Book Frontiers of Freedom

Download or read book Frontiers of Freedom written by Nikki Marie Taylor and published by Ohio University Press. This book was released on 2005 with total page 334 pages. Available in PDF, EPUB and Kindle. Book excerpt: Nineteenth-century Cincinnati was northern in its geography, southern in its economy and politics, and western in its commercial aspirations. While those identities presented a crossroad of opportunity for native whites and immigrants, African Americans endured economic repression and a denial of civil rights, compounded by extreme and frequent mob violence. No other northern city rivaled Cincinnati's vicious mob spirit. Frontiers of Freedom follows the black community as it moved from alienation and vulnerability in the 1820s toward collective consciousness and, eventually, political self-respect and self-determination. As author Nikki M. Taylor points out, this was a community that at times supported all-black communities, armed self-defense, and separate, but independent, black schools. Black Cincinnati's strategies to gain equality and citizenship were as dynamic as they were effective. When the black community united in armed defense of its homes and property during an 1841 mob attack, it demonstrated that it was no longer willing to be exiled from the city as it had been in 1829. Frontiers of Freedom chronicles alternating moments of triumph and tribulation, of pride and pain; but more than anything, it chronicles the resilience of the black community in a particularly difficult urban context at a defining moment in American history.
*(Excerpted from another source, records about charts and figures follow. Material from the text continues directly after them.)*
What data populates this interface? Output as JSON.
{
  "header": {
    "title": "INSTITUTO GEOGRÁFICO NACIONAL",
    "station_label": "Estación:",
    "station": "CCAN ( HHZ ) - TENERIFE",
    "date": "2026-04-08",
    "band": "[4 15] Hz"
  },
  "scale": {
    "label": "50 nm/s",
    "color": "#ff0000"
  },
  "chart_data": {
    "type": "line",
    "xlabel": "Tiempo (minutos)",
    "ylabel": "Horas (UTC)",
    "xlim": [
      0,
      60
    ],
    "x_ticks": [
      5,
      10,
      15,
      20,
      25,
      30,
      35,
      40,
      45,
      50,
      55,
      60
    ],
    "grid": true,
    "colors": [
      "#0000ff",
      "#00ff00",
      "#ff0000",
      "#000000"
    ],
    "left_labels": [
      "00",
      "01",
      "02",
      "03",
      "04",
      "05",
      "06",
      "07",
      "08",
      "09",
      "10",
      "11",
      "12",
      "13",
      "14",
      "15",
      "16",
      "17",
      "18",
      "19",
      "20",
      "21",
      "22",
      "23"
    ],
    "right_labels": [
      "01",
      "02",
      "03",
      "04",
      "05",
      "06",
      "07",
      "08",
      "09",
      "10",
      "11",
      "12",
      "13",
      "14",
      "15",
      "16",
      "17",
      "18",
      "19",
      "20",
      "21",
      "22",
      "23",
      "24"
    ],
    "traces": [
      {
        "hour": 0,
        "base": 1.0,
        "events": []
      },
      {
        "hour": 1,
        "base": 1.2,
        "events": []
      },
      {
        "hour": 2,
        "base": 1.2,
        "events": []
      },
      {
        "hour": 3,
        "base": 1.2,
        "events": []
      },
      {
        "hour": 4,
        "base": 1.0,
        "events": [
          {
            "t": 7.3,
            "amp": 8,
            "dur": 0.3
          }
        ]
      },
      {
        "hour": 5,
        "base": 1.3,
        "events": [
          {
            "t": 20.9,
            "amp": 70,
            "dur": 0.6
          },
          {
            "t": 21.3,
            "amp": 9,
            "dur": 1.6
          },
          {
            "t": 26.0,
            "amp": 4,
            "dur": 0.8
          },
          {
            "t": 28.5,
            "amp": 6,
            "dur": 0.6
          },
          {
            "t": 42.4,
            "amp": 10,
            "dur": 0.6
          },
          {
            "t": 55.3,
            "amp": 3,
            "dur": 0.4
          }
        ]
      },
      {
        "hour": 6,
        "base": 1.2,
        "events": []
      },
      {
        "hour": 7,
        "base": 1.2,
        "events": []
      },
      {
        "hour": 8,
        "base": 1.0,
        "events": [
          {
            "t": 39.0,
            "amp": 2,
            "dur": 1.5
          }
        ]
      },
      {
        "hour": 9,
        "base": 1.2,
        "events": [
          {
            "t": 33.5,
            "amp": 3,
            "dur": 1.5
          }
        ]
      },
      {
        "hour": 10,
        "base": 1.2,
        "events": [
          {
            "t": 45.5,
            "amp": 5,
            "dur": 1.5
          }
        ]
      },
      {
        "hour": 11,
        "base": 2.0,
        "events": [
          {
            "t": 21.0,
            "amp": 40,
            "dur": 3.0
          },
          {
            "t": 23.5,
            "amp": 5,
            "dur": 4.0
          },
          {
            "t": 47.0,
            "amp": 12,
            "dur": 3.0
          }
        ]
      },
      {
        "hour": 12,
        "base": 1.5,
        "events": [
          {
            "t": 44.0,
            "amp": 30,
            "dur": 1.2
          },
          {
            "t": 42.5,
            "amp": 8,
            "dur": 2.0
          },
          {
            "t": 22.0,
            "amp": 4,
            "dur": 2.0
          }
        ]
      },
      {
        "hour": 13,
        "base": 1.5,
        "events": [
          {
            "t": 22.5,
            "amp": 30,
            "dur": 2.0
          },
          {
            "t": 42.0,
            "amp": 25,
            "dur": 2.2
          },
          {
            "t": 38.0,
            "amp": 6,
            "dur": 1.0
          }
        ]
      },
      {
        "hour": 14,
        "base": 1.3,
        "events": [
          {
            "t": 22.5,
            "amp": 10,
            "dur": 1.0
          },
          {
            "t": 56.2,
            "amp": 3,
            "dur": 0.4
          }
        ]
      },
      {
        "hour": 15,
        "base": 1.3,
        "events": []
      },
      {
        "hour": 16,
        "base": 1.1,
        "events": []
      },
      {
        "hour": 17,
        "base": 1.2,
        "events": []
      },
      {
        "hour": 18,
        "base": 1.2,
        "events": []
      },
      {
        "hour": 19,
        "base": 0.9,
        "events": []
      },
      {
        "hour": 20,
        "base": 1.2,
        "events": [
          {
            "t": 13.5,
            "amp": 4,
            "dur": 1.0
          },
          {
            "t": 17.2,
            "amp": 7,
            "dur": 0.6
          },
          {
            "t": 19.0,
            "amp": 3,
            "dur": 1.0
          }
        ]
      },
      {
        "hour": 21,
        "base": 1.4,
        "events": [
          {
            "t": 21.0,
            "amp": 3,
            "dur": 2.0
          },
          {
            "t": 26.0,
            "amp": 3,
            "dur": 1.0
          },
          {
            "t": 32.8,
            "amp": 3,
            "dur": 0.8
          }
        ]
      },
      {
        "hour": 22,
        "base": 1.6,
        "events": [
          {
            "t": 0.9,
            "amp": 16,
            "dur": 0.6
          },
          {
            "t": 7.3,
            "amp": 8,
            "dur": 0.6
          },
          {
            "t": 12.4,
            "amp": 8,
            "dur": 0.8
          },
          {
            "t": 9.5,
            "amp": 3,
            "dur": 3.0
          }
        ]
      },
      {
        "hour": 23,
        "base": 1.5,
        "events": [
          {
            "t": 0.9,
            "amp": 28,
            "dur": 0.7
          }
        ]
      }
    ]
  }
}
Book The Right to Bear Arms

    Book Details:
  • Author : Stephen P. Halbrook
  • Publisher : Bombardier Books
  • Release : 2021-05-03
  • ISBN : 163758119X
  • Pages : 422 pages

Download or read book The Right to Bear Arms written by Stephen P. Halbrook and published by Bombardier Books. This book was released on 2021-05-03 with total page 422 pages. Available in PDF, EPUB and Kindle. Book excerpt: The U.S. Supreme Court has recognized the individual right to keep and bear arms, but courts in states that have extreme gun control restrictions apply tests that balance the right away. This book demonstrates that the right peaceably to carry firearms is a fundamental right recognized by the text of the Second Amendment and is part of our American history and tradition. Halbrook’s scholarly work is an exhaustive historical treatment of the fundamental, individual right to carry firearms outside of the home. Halbrook traces this right from its origins in England through American colonial times, the American Revolution, the Constitution’s ratification debates, and then through the antebellum and post-bellum periods, including the history surrounding the enactment of the Fourteenth Amendment to the U.S. Constitution. This book is another important contribution by Halbrook to the scholarship concerning the text, history and tradition of the Second Amendment’s right to bear and carry arms.